Non, Michel Houellebecq ne détient pas le monopole de cette rentrée littéraire. Ce vendredi 14 janvier, un autre livre mérite notre attention. C'est la traduction française de l'essai de la mannequin et actrice américaine Emily Ratajkowski, My Body, qui paraît aux éditions du Seuil.
De ses premiers pas dans l'industrie de la mode au tournage du clip controversé de Robin Thicke, Blurred Lines, en passant par les agressions sexuelles dont elle a été victime, comme celle lors de la séance photo avec Jonathan Leder. La suite de textes permet à la star d'Instagram, où elle est suivie par près de 30 millions de personnes, de revenir sur certains moments douloureux ou déterminants de sa vie pour analyser avec franchise la manière dont ils ont conditionné le rapport ambigu qu'elle entretient à son image.
"J'ai capitalisé sur mon corps dans les limites d'un monde cishétéro, capitaliste, patriarcal, un monde dans lequel la beauté et le sex-appeal ne sont valorisés qu'à travers la satisfaction du regard masculin. Si j'ai acquis de l'influence et un statut, c'est uniquement parce que je plaisais aux hommes", souffle-t-elle en introduction.
Ce constat l'a poussée, pendant longtemps, à entretenir un strict contrôle de son apparence aussi bien devant ses voisins, sa psy que ses abonnés, l'empêchant, dit-elle, d'aimer son corps. Il était impossible pour elle de renoncer à ce contrôle. "Je préférais me faire mal, me poignarder métaphoriquement que de laisser quiconque tenir le couteau, précise l'autrice dans Délivrances, le dernier texte du livre. [...] Je ne faisais aucune confiance à mon corps pour prendre les rênes."
Le sentiment de s'en libérer est toujours difficile, mais se produit petit à petit. La première fois que c'est arrivé, c'était il y a moins de deux ans, au cours d'une balade à vélo avec son mari et une amie. "J'étais dans mon premier trimestre de grossesse et la seule chose dont j'avais envie, c'était de dormir", écrit Emily Ratajkowski.
Elle accepte finalement de se laisse entraîner par ses deux compagnons de route. L'air est chaud, mais la brise agréable. Sur les conseils de sa copine Barbara, ils empruntent un raccourci à travers champs. "Mon vélo perdait de la vitesse dans l'herbe épaisse. Les nuages qui nous avaient protégés du soleil pendant la plus grande partie du trajet s'étaient dissipés, le vent s'était calmé et je me suis vite retrouvée en sueur, les tempes battantes", se souvient-elle.
Elle est en pleine lutte.

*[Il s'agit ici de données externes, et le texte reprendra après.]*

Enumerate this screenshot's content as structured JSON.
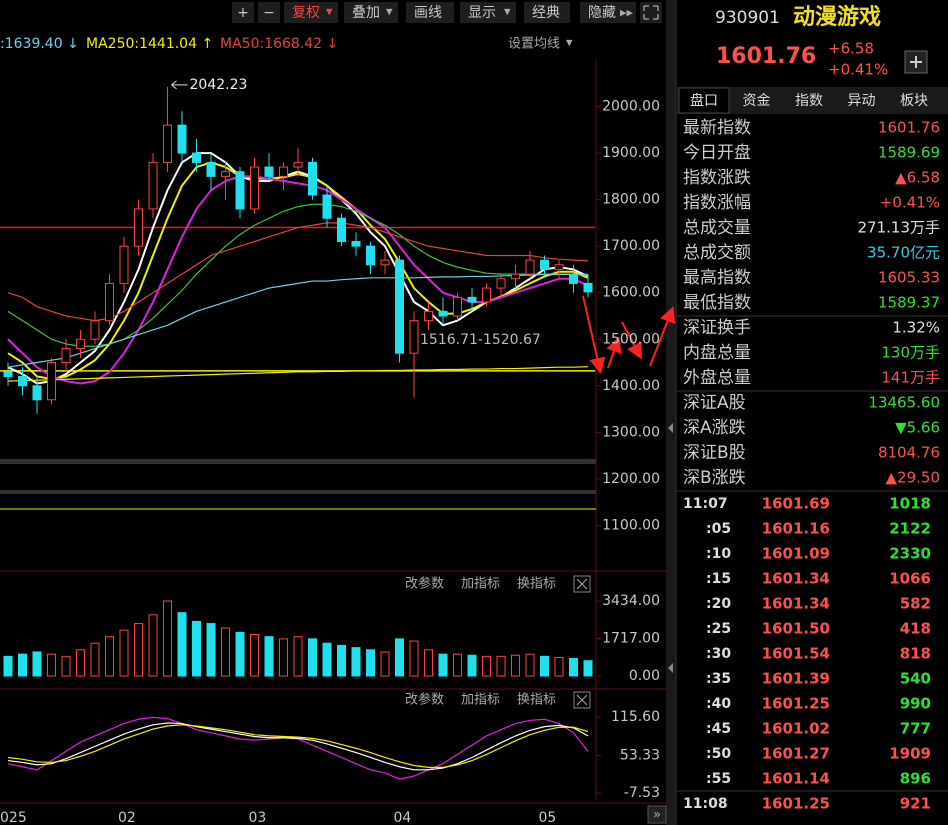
{
  "toolbar": {
    "buttons": [
      "+",
      "−",
      "复权",
      "叠加",
      "画线",
      "显示",
      "经典",
      "隐藏"
    ]
  },
  "ma_legend": [
    {
      "text": ":1639.40 ↓",
      "color": "#6fd0e8"
    },
    {
      "text": "MA250:1441.04 ↑",
      "color": "#f0f000"
    },
    {
      "text": "MA50:1668.42 ↓",
      "color": "#e84040"
    }
  ],
  "ma_setting": "设置均线",
  "kline": {
    "ylim": [
      1030,
      2100
    ],
    "yticks": [
      {
        "value": 2000,
        "label": "2000.00"
      },
      {
        "value": 1900,
        "label": "1900.00"
      },
      {
        "value": 1800,
        "label": "1800.00"
      },
      {
        "value": 1700,
        "label": "1700.00"
      },
      {
        "value": 1600,
        "label": "1600.00"
      },
      {
        "value": 1500,
        "label": "1500.00"
      },
      {
        "value": 1400,
        "label": "1400.00"
      },
      {
        "value": 1300,
        "label": "1300.00"
      },
      {
        "value": 1200,
        "label": "1200.00"
      },
      {
        "value": 1100,
        "label": "1100.00"
      }
    ],
    "range_label": "1516.71-1520.67",
    "dates": [
      "025",
      null,
      null,
      null,
      null,
      null,
      null,
      null,
      "02",
      null,
      null,
      null,
      null,
      null,
      null,
      null,
      null,
      "03",
      null,
      null,
      null,
      null,
      null,
      null,
      null,
      null,
      null,
      "04",
      null,
      null,
      null,
      null,
      null,
      null,
      null,
      null,
      null,
      "05",
      null,
      null,
      null
    ],
    "candles": [
      [
        1430,
        1450,
        1400,
        1420
      ],
      [
        1420,
        1440,
        1380,
        1400
      ],
      [
        1400,
        1420,
        1340,
        1370
      ],
      [
        1370,
        1460,
        1360,
        1450
      ],
      [
        1450,
        1500,
        1430,
        1480
      ],
      [
        1480,
        1520,
        1460,
        1500
      ],
      [
        1500,
        1560,
        1490,
        1540
      ],
      [
        1540,
        1640,
        1530,
        1620
      ],
      [
        1620,
        1720,
        1600,
        1700
      ],
      [
        1700,
        1800,
        1680,
        1780
      ],
      [
        1780,
        1900,
        1760,
        1880
      ],
      [
        1880,
        2042.23,
        1860,
        1960
      ],
      [
        1960,
        1990,
        1880,
        1900
      ],
      [
        1900,
        1930,
        1860,
        1880
      ],
      [
        1880,
        1900,
        1820,
        1850
      ],
      [
        1850,
        1880,
        1800,
        1860
      ],
      [
        1860,
        1870,
        1760,
        1780
      ],
      [
        1780,
        1890,
        1770,
        1870
      ],
      [
        1870,
        1900,
        1840,
        1850
      ],
      [
        1850,
        1880,
        1820,
        1870
      ],
      [
        1870,
        1910,
        1850,
        1880
      ],
      [
        1880,
        1890,
        1800,
        1810
      ],
      [
        1810,
        1830,
        1740,
        1760
      ],
      [
        1760,
        1770,
        1700,
        1710
      ],
      [
        1710,
        1730,
        1680,
        1700
      ],
      [
        1700,
        1710,
        1640,
        1660
      ],
      [
        1660,
        1690,
        1640,
        1670
      ],
      [
        1670,
        1680,
        1450,
        1470
      ],
      [
        1470,
        1560,
        1375,
        1540
      ],
      [
        1540,
        1580,
        1520,
        1560
      ],
      [
        1560,
        1590,
        1530,
        1550
      ],
      [
        1550,
        1600,
        1540,
        1590
      ],
      [
        1590,
        1610,
        1560,
        1580
      ],
      [
        1580,
        1620,
        1570,
        1610
      ],
      [
        1610,
        1640,
        1590,
        1630
      ],
      [
        1630,
        1660,
        1610,
        1640
      ],
      [
        1640,
        1690,
        1630,
        1670
      ],
      [
        1670,
        1680,
        1640,
        1650
      ],
      [
        1650,
        1670,
        1630,
        1660
      ],
      [
        1640,
        1660,
        1600,
        1620
      ],
      [
        1620,
        1640,
        1590,
        1601.76
      ]
    ],
    "lines": [
      {
        "color": "#ffffff",
        "values": [
          1440,
          1425,
          1405,
          1410,
          1425,
          1450,
          1475,
          1520,
          1580,
          1650,
          1740,
          1820,
          1880,
          1900,
          1900,
          1880,
          1850,
          1840,
          1840,
          1850,
          1860,
          1850,
          1830,
          1800,
          1770,
          1730,
          1700,
          1640,
          1580,
          1560,
          1530,
          1540,
          1560,
          1580,
          1590,
          1610,
          1630,
          1650,
          1655,
          1650,
          1635
        ]
      },
      {
        "color": "#f0f000",
        "values": [
          1470,
          1450,
          1420,
          1415,
          1420,
          1435,
          1455,
          1490,
          1540,
          1600,
          1680,
          1760,
          1830,
          1870,
          1880,
          1870,
          1850,
          1845,
          1845,
          1848,
          1855,
          1848,
          1830,
          1805,
          1780,
          1745,
          1715,
          1665,
          1610,
          1580,
          1555,
          1555,
          1565,
          1580,
          1592,
          1605,
          1620,
          1635,
          1645,
          1645,
          1632
        ]
      },
      {
        "color": "#e020e0",
        "values": [
          1500,
          1470,
          1440,
          1420,
          1410,
          1405,
          1410,
          1430,
          1470,
          1520,
          1580,
          1650,
          1720,
          1780,
          1820,
          1840,
          1850,
          1850,
          1845,
          1840,
          1835,
          1830,
          1820,
          1800,
          1780,
          1760,
          1740,
          1700,
          1660,
          1630,
          1600,
          1590,
          1580,
          1580,
          1590,
          1600,
          1610,
          1620,
          1630,
          1630,
          1615
        ]
      },
      {
        "color": "#40c040",
        "values": [
          1560,
          1540,
          1520,
          1500,
          1490,
          1485,
          1485,
          1490,
          1500,
          1520,
          1545,
          1575,
          1605,
          1640,
          1670,
          1700,
          1725,
          1745,
          1760,
          1775,
          1785,
          1790,
          1790,
          1785,
          1775,
          1760,
          1745,
          1725,
          1700,
          1680,
          1665,
          1655,
          1648,
          1642,
          1640,
          1640,
          1640,
          1640,
          1640,
          1640,
          1638
        ]
      },
      {
        "color": "#e84040",
        "values": [
          1600,
          1590,
          1570,
          1560,
          1550,
          1545,
          1540,
          1545,
          1560,
          1580,
          1600,
          1620,
          1640,
          1660,
          1680,
          1690,
          1700,
          1710,
          1720,
          1730,
          1740,
          1745,
          1750,
          1750,
          1745,
          1740,
          1730,
          1720,
          1710,
          1700,
          1695,
          1690,
          1685,
          1680,
          1680,
          1680,
          1680,
          1675,
          1672,
          1670,
          1668.42
        ]
      },
      {
        "color": "#6fd0e8",
        "values": [
          1440,
          1445,
          1450,
          1455,
          1460,
          1470,
          1480,
          1490,
          1500,
          1510,
          1520,
          1530,
          1545,
          1560,
          1570,
          1580,
          1590,
          1600,
          1610,
          1615,
          1620,
          1625,
          1625,
          1628,
          1630,
          1632,
          1632,
          1632,
          1632,
          1633,
          1634,
          1634,
          1635,
          1635,
          1636,
          1637,
          1638,
          1639,
          1639,
          1639.5,
          1639.4
        ]
      },
      {
        "color": "#f0f000",
        "values": [
          1410,
          1411,
          1412,
          1413,
          1414,
          1415,
          1416,
          1417,
          1418,
          1419,
          1420,
          1421,
          1422,
          1423,
          1424,
          1425,
          1426,
          1427,
          1428,
          1429,
          1430,
          1430,
          1431,
          1431,
          1432,
          1432,
          1433,
          1433,
          1434,
          1434,
          1435,
          1435,
          1436,
          1436,
          1437,
          1437,
          1438,
          1439,
          1440,
          1440,
          1441.04
        ]
      }
    ],
    "levels": [
      {
        "value": 1740,
        "color": "#e02020"
      },
      {
        "value": 1432,
        "color": "#f0f000"
      }
    ]
  },
  "volume": {
    "buttons": [
      "改参数",
      "加指标",
      "换指标"
    ],
    "ylim": [
      0,
      3434
    ],
    "yticks": [
      {
        "value": 3434,
        "label": "3434.00"
      },
      {
        "value": 1717,
        "label": "1717.00"
      },
      {
        "value": 0,
        "label": "0.00"
      }
    ],
    "values": [
      900,
      1000,
      1100,
      1000,
      900,
      1200,
      1500,
      1800,
      2100,
      2400,
      2800,
      3434,
      2900,
      2500,
      2400,
      2200,
      2000,
      1900,
      1800,
      1700,
      1800,
      1700,
      1500,
      1400,
      1300,
      1200,
      1100,
      1700,
      1600,
      1200,
      1000,
      1000,
      950,
      900,
      900,
      950,
      1000,
      900,
      850,
      800,
      700
    ]
  },
  "indicator": {
    "buttons": [
      "改参数",
      "加指标",
      "换指标"
    ],
    "ylim": [
      -7.53,
      115.6
    ],
    "yticks": [
      {
        "value": 115.6,
        "label": "115.60"
      },
      53.33,
      -7.53
    ],
    "lines": [
      {
        "color": "#e020e0",
        "values": [
          40,
          35,
          30,
          45,
          60,
          75,
          85,
          95,
          105,
          112,
          115,
          113,
          105,
          95,
          90,
          85,
          80,
          78,
          80,
          82,
          80,
          70,
          60,
          50,
          40,
          30,
          25,
          15,
          20,
          30,
          40,
          55,
          70,
          85,
          95,
          105,
          110,
          112,
          105,
          90,
          60
        ]
      },
      {
        "color": "#ffffff",
        "values": [
          45,
          42,
          38,
          40,
          48,
          58,
          68,
          78,
          88,
          96,
          103,
          106,
          105,
          100,
          96,
          92,
          88,
          84,
          82,
          82,
          81,
          78,
          72,
          65,
          58,
          50,
          42,
          35,
          30,
          30,
          33,
          40,
          50,
          62,
          74,
          85,
          94,
          100,
          102,
          98,
          85
        ]
      },
      {
        "color": "#f0f000",
        "values": [
          50,
          47,
          43,
          42,
          45,
          52,
          60,
          70,
          80,
          88,
          96,
          101,
          103,
          101,
          98,
          95,
          91,
          87,
          85,
          84,
          83,
          81,
          77,
          71,
          65,
          58,
          50,
          43,
          37,
          34,
          34,
          38,
          45,
          55,
          66,
          77,
          87,
          94,
          99,
          99,
          92
        ]
      }
    ]
  },
  "quote": {
    "code": "930901",
    "name": "动漫游戏",
    "price": "1601.76",
    "change": "+6.58",
    "pct": "+0.41%"
  },
  "tabs": [
    "盘口",
    "资金",
    "指数",
    "异动",
    "板块"
  ],
  "stats": [
    {
      "label": "最新指数",
      "value": "1601.76",
      "color": "#ff5050"
    },
    {
      "label": "今日开盘",
      "value": "1589.69",
      "color": "#30e030"
    },
    {
      "label": "指数涨跌",
      "value": "▲6.58",
      "color": "#ff5050"
    },
    {
      "label": "指数涨幅",
      "value": "+0.41%",
      "color": "#ff5050"
    },
    {
      "label": "总成交量",
      "value": "271.13万手",
      "color": "#e0e0e0"
    },
    {
      "label": "总成交额",
      "value": "35.70亿元",
      "color": "#30d0e0"
    },
    {
      "label": "最高指数",
      "value": "1605.33",
      "color": "#ff5050"
    },
    {
      "label": "最低指数",
      "value": "1589.37",
      "color": "#30e030"
    },
    {
      "label": "深证换手",
      "value": "1.32%",
      "color": "#e0e0e0"
    },
    {
      "label": "内盘总量",
      "value": "130万手",
      "color": "#30e030"
    },
    {
      "label": "外盘总量",
      "value": "141万手",
      "color": "#ff5050"
    },
    {
      "label": "深证A股",
      "value": "13465.60",
      "color": "#30e030"
    },
    {
      "label": "深A涨跌",
      "value": "▼5.66",
      "color": "#30e030"
    },
    {
      "label": "深证B股",
      "value": "8104.76",
      "color": "#ff5050"
    },
    {
      "label": "深B涨跌",
      "value": "▲29.50",
      "color": "#ff5050"
    }
  ],
  "trades": [
    {
      "time": "11:07",
      "price": "1601.69",
      "volume": "1018",
      "color": "#30e030"
    },
    {
      "time": ":05",
      "price": "1601.16",
      "volume": "2122",
      "color": "#30e030"
    },
    {
      "time": ":10",
      "price": "1601.09",
      "volume": "2330",
      "color": "#30e030"
    },
    {
      "time": ":15",
      "price": "1601.34",
      "volume": "1066",
      "color": "#ff5050"
    },
    {
      "time": ":20",
      "price": "1601.34",
      "volume": "582",
      "color": "#ff5050"
    },
    {
      "time": ":25",
      "price": "1601.50",
      "volume": "418",
      "color": "#ff5050"
    },
    {
      "time": ":30",
      "price": "1601.54",
      "volume": "818",
      "color": "#ff5050"
    },
    {
      "time": ":35",
      "price": "1601.39",
      "volume": "540",
      "color": "#30e030"
    },
    {
      "time": ":40",
      "price": "1601.25",
      "volume": "990",
      "color": "#30e030"
    },
    {
      "time": ":45",
      "price": "1601.02",
      "volume": "777",
      "color": "#30e030"
    },
    {
      "time": ":50",
      "price": "1601.27",
      "volume": "1909",
      "color": "#ff5050"
    },
    {
      "time": ":55",
      "price": "1601.14",
      "volume": "896",
      "color": "#30e030"
    },
    {
      "time": "11:08",
      "price": "1601.25",
      "volume": "921",
      "color": "#ff5050"
    }
  ]
}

Quand son fiancé se tourne vers elle, elle ne peut pas s'empêcher de penser qu'elle doit être "vraiment moche". "Mes seins gonflés étaient douloureux sous mon tee-shirt gigantesque et j'étais sale, bouffie", se rappelle-t-elle. Elle persévère, "soudain pleine d'une détermination nouvelle". Elle pédale plus fort, ne se soucie plus de la douleur. "J'avais les cuisses en feu. J'ai ravalé ma salive", continue la cycliste en herbe.
Son amie et son partenaire se sont arrêtés un peu plus loin pour l'attendre. "Une vague de tendresse m'a submergée en voyant la forme familière de leur dos penché sur le guidon. Peu importe de quoi j'ai l'air, ai-je compris. Le sang battait dans mes cuisses et, à nouveau, j'ai pensé à la vie minuscule que mon corps abritait. Ma meilleure amie et mon mari me souriaient avec amour. Sans dire un mot, nous avons continué. J'avais les yeux pleins de larmes. J'avais envie de crier : 'Merci ! Quelle joie peut être la vie dans ce corps"", raconte-t-elle.
Cet épisode a été un déclencheur, mais le chemin est encore long. "D'après moi, c'était un moment magnifique qui, à mon avis, ne se produit pas assez souvent, mais qui, je l'espère, continuera à se produire de plus en plus souvent à mesure que la façon dont je pense à mon corps évolue", a-t-elle précisé dans une interview accordée à Vice.